Emotions are infectious

Many years ago I worked in the intensive care unit of a psychiatric ward at Mercy Hospital.  Armed lightly with my newly minted bachelor’s degree in psychology, my task was to be a custodian of psychotics, suicidal depressives and bipolar sufferers.  Once in a while we’d also get a patient experiencing drug-induced hallucinations. 

The therapeutic regimen was dictated by the psychiatry staff.  The nurses administered the drugs, took the blood draws and evaluated the patients’ physical state.  The psychiatric technicians were responsible for herding the patients to and fro, bed checks, behavioral notes, emergency first-aid and adding muscle when a patient “acted out”, so to speak.  The techs were specifically precluded from applying any counseling, although it was impossible not to have a certain effect on the patient population, simply by interacting with them.  And I did.

Never one to automatically and unthinkingly follow rules, I found that by engaging as a human being, as an equal, with the patients, they were much easier to deal with.  They also tended to simply get better when another person (especially a staff member) spoke to them like they were deserving of respect.  And I truly cared about them as people.  The patients were going through horrendous experiences and were beyond the point where they could take care of themselves in the “normal” world.  Else they wouldn’t be admitted to our ward.

My shift was graveyard:  11:00 p.m. to 7:00 a.m.  The activity on that shift was itself bipolar.  Either patients were asleep, or they were experiencing an “episode”.  The graveyard shift got all the difficult admissions as well.  You don’t get admitted to a mental ward after midnight unless your life has gone seriously amuck. 

One night, we must have had three or four disturbed people admitted.  Each one took its toll on my equanimity.  A manic patient wouldn’t go to bed, wanted to talk to everybody about his plans to complete medical school in one year, open a clinic in Zimbabwe and go on a speaking tour for the United Nations on third world healthcare practices.  One of our suicidal depressives had barred his door with a chair and we feared he was attempting to take himself out somehow.  After we busted down the door and carried him like a rolled carpet to the padded room for safe isolation, I returned to the nurse’s station to write the file notes.

As I entered the station, there were four people there:  two nurses and two other techs.  I said, “I just don’t like how this shift is going!  We have people bouncing off the walls!  We never have enough staff for nights like this!  The paper clip dispenser is missing!  And another thing…”

I was clearly agitated.

One of the nurses calmly looked up from her note writing and said, “Stan, you seem to be the only one who’s agitated.”

I looked around and saw that everybody else, who had all experienced exactly what I had, were calm, methodically completing tasks, sipping coffee.  I realized that she was absolutely right.  I had become emotionally affected by the other patients.

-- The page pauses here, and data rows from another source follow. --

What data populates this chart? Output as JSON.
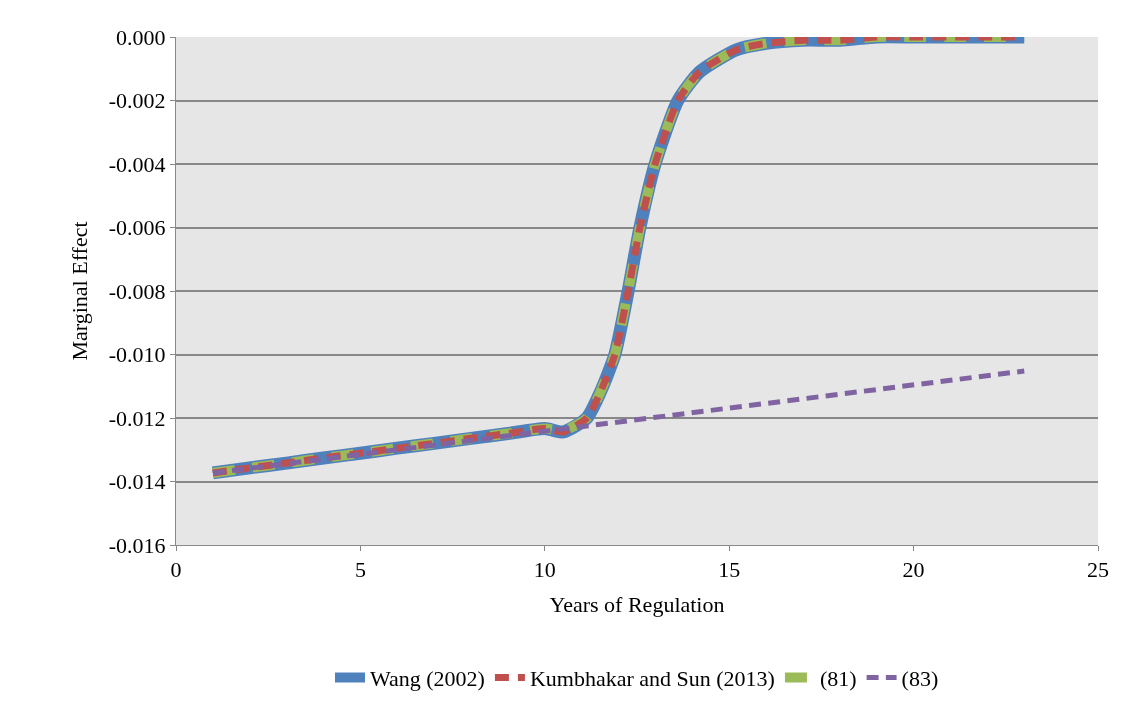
{
  "chart_data": {
    "type": "line",
    "xlabel": "Years of Regulation",
    "ylabel": "Marginal Effect",
    "x": [
      1,
      2,
      3,
      4,
      5,
      6,
      7,
      8,
      9,
      10,
      10.5,
      11.14,
      11.5,
      11.9,
      12.26,
      12.58,
      12.99,
      13.61,
      14.2,
      15.2,
      16,
      17,
      18,
      19,
      20,
      21,
      22,
      23
    ],
    "series": [
      {
        "name": "Wang (2002)",
        "color": "#4f81bd",
        "line_style": "solid",
        "values": [
          -0.01373,
          -0.01357,
          -0.01342,
          -0.01326,
          -0.01311,
          -0.01295,
          -0.0128,
          -0.01264,
          -0.01249,
          -0.01233,
          -0.01244,
          -0.012,
          -0.0112,
          -0.01,
          -0.008,
          -0.006,
          -0.004,
          -0.002,
          -0.0011,
          -0.0004,
          -0.0002,
          -0.0001,
          -0.0001,
          0,
          0,
          0,
          0,
          0
        ]
      },
      {
        "name": "Kumbhakar and Sun (2013)",
        "color": "#c0504d",
        "line_style": "dashed",
        "values": [
          -0.01373,
          -0.01357,
          -0.01342,
          -0.01326,
          -0.01311,
          -0.01295,
          -0.0128,
          -0.01264,
          -0.01249,
          -0.01233,
          -0.01244,
          -0.012,
          -0.0112,
          -0.01,
          -0.008,
          -0.006,
          -0.004,
          -0.002,
          -0.0011,
          -0.0004,
          -0.0002,
          -0.0001,
          -0.0001,
          0,
          0,
          0,
          0,
          0
        ]
      },
      {
        "name": "(81)",
        "color": "#9bbb59",
        "line_style": "dashed",
        "values": [
          -0.01373,
          -0.01357,
          -0.01342,
          -0.01326,
          -0.01311,
          -0.01295,
          -0.0128,
          -0.01264,
          -0.01249,
          -0.01233,
          -0.0124,
          -0.012,
          -0.0112,
          -0.01,
          -0.008,
          -0.006,
          -0.004,
          -0.002,
          -0.0011,
          -0.0004,
          -0.0002,
          -0.0001,
          -0.0001,
          0,
          0,
          0,
          0,
          0
        ]
      },
      {
        "name": "(83)",
        "color": "#8064a2",
        "line_style": "dashed",
        "x": [
          1,
          23
        ],
        "values": [
          -0.01373,
          -0.01052
        ]
      }
    ],
    "xlim": [
      0,
      25
    ],
    "xticks": [
      0,
      5,
      10,
      15,
      20,
      25
    ],
    "ylim": [
      -0.016,
      0
    ],
    "yticks": [
      {
        "value": -0.016,
        "label": "-0.016"
      },
      {
        "value": -0.014,
        "label": "-0.014"
      },
      {
        "value": -0.012,
        "label": "-0.012"
      },
      {
        "value": -0.01,
        "label": "-0.010"
      },
      {
        "value": -0.008,
        "label": "-0.008"
      },
      {
        "value": -0.006,
        "label": "-0.006"
      },
      {
        "value": -0.004,
        "label": "-0.004"
      },
      {
        "value": -0.002,
        "label": "-0.002"
      },
      {
        "value": 0,
        "label": "0.000"
      }
    ],
    "grid": "y",
    "legend": "bottom",
    "marker": "none"
  }
}
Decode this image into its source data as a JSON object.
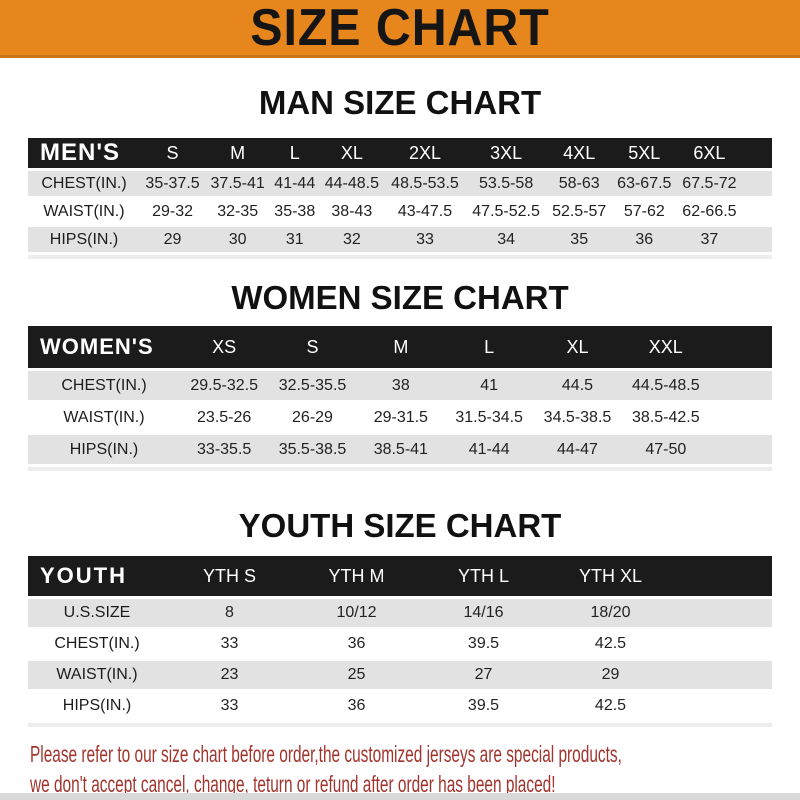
{
  "banner": {
    "title": "SIZE CHART",
    "bg_color": "#E8861E",
    "border_color": "#C9761B",
    "text_color": "#151515"
  },
  "sections": [
    {
      "id": "man",
      "title": "MAN SIZE CHART",
      "table": {
        "corner_label": "MEN'S",
        "columns": [
          "S",
          "M",
          "L",
          "XL",
          "2XL",
          "3XL",
          "4XL",
          "5XL",
          "6XL"
        ],
        "rows": [
          {
            "label": "CHEST(IN.)",
            "values": [
              "35-37.5",
              "37.5-41",
              "41-44",
              "44-48.5",
              "48.5-53.5",
              "53.5-58",
              "58-63",
              "63-67.5",
              "67.5-72"
            ]
          },
          {
            "label": "WAIST(IN.)",
            "values": [
              "29-32",
              "32-35",
              "35-38",
              "38-43",
              "43-47.5",
              "47.5-52.5",
              "52.5-57",
              "57-62",
              "62-66.5"
            ]
          },
          {
            "label": "HIPS(IN.)",
            "values": [
              "29",
              "30",
              "31",
              "32",
              "33",
              "34",
              "35",
              "36",
              "37"
            ]
          }
        ]
      }
    },
    {
      "id": "women",
      "title": "WOMEN SIZE CHART",
      "table": {
        "corner_label": "WOMEN'S",
        "columns": [
          "XS",
          "S",
          "M",
          "L",
          "XL",
          "XXL"
        ],
        "rows": [
          {
            "label": "CHEST(IN.)",
            "values": [
              "29.5-32.5",
              "32.5-35.5",
              "38",
              "41",
              "44.5",
              "44.5-48.5"
            ]
          },
          {
            "label": "WAIST(IN.)",
            "values": [
              "23.5-26",
              "26-29",
              "29-31.5",
              "31.5-34.5",
              "34.5-38.5",
              "38.5-42.5"
            ]
          },
          {
            "label": "HIPS(IN.)",
            "values": [
              "33-35.5",
              "35.5-38.5",
              "38.5-41",
              "41-44",
              "44-47",
              "47-50"
            ]
          }
        ]
      }
    },
    {
      "id": "youth",
      "title": "YOUTH SIZE CHART",
      "table": {
        "corner_label": "YOUTH",
        "columns": [
          "YTH S",
          "YTH M",
          "YTH L",
          "YTH XL"
        ],
        "rows": [
          {
            "label": "U.S.SIZE",
            "values": [
              "8",
              "10/12",
              "14/16",
              "18/20"
            ]
          },
          {
            "label": "CHEST(IN.)",
            "values": [
              "33",
              "36",
              "39.5",
              "42.5"
            ]
          },
          {
            "label": "WAIST(IN.)",
            "values": [
              "23",
              "25",
              "27",
              "29"
            ]
          },
          {
            "label": "HIPS(IN.)",
            "values": [
              "33",
              "36",
              "39.5",
              "42.5"
            ]
          }
        ]
      }
    }
  ],
  "footer": {
    "line1": "Please refer to our size chart before order,the customized jerseys are special products,",
    "line2": "we don't accept cancel, change, teturn or refund after order has been placed!",
    "text_color": "#A2342D"
  },
  "colors": {
    "table_header_bar": "#1B1B1B",
    "row_shaded": "#E2E2E2",
    "row_plain": "#FFFFFF",
    "bottom_strip": "#D9D9D9"
  }
}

I say “other” patients, because what had happened was that I identified so closely with the patient population, I was becoming one of them.  I was adopting a manic state.  As soon as the nurse said that to me, all my energy just released and I immediately regained my composure. 

After that night, I did some research and found a decent body of evidence to indicate that emotions are behaviorally infectious.  When one person is strongly emotional, others can begin to mirror that emotion, or a strong one in another direction.  People with a high degree of empathy are more likely to be “infected” in this manner. 

This is a useful principle to keep in mind as we may attempt to lead people in an organization.  If someone is angry and upset, they will often find another person with whom they have a friendship based on mutual support, so that they can “dump” their emotions onto that person.  They can even communicate to their friend in a way that puts the friend in the position of the person with whom they have a difficulty:  “And then she said (blah blah blah)!  And I (should have) said (blah blah blah)!”  By expressing it to their friend, they get the feeling of having actually said what they should have said to the person to whom they should have said it. 

The recipient of the emotional dump begins to receive the emotions as their own.  They can feel frustrated and indignant.  Or become emotionally suppressed, just as if someone were really yelling at them.

Positive emotions are also infectious.  It is quite possible to send a humor virus around a group of people.  You can also send a warm feeling with a compliment to one person, who then later compliments someone else, and the cycle proceeds.  However, negative emotions are more infectious than positive ones, because the human animal is predisposed to respond to threats, rather than to messages that “everything is fine”.

If you are aware of emotional infectiousness you can learn to choose your emotions instead, by choosing how to react to someone else’s emotional state.  As the famed psychologist Morita said, “You cannot think your way into right acting.  But you can act your way into right thinking.”  As you behave, so you will feel, and spread your own emotional infection.